The last page is a dungeon. The meaning of the dungeon is mostly left to the ref. What was it built for? Why are these creatures here? These questions are not answered. This absence is not a problem, it is a prompt for creativity. My one criticism is that I would like the level entrances to be marked more clearly on the map (for example, the well entrance to location 17 is not indicated on the map at all). Also, I gather than there will be more levels in future issues, but I can’t see any exits leading down. These minor shortcomings aside, it looks like a fun adventure.
What appears minimal and elegant to me may look sparse to others, so I would say this is not for everyone. In summary: lots of good ideas tied to a theme, very little fat. I’m glad to support it.
I bought it too, there’s a trapdoor entry to level 2 in room 43. I do agree with you though that the map could definitely use entrance and exit points at the very least.
Nice product though!
Yeah, you’re right.
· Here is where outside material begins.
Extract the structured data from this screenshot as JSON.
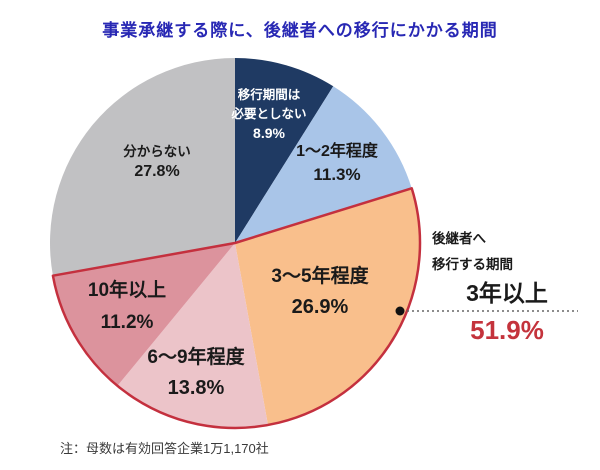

I missed it.
Thanks for the feedback, Brendan. I will more clearly mark entrances / exits on the next dungeon, it’s just that I’m still learning Dungeonographer.
The “very little fat” concept is pretty central to what I want out of gaming products, so I’m glad that you agree. I probably wouldn’t have gone ahead with this project without the one-page dungeon template, honestly, because it let me work my notes into something usable by other DMs.
I was just playing around with Dungeonographer, and I found that the secret doors are much easier to see on the map if you set them at 150% for both width and height.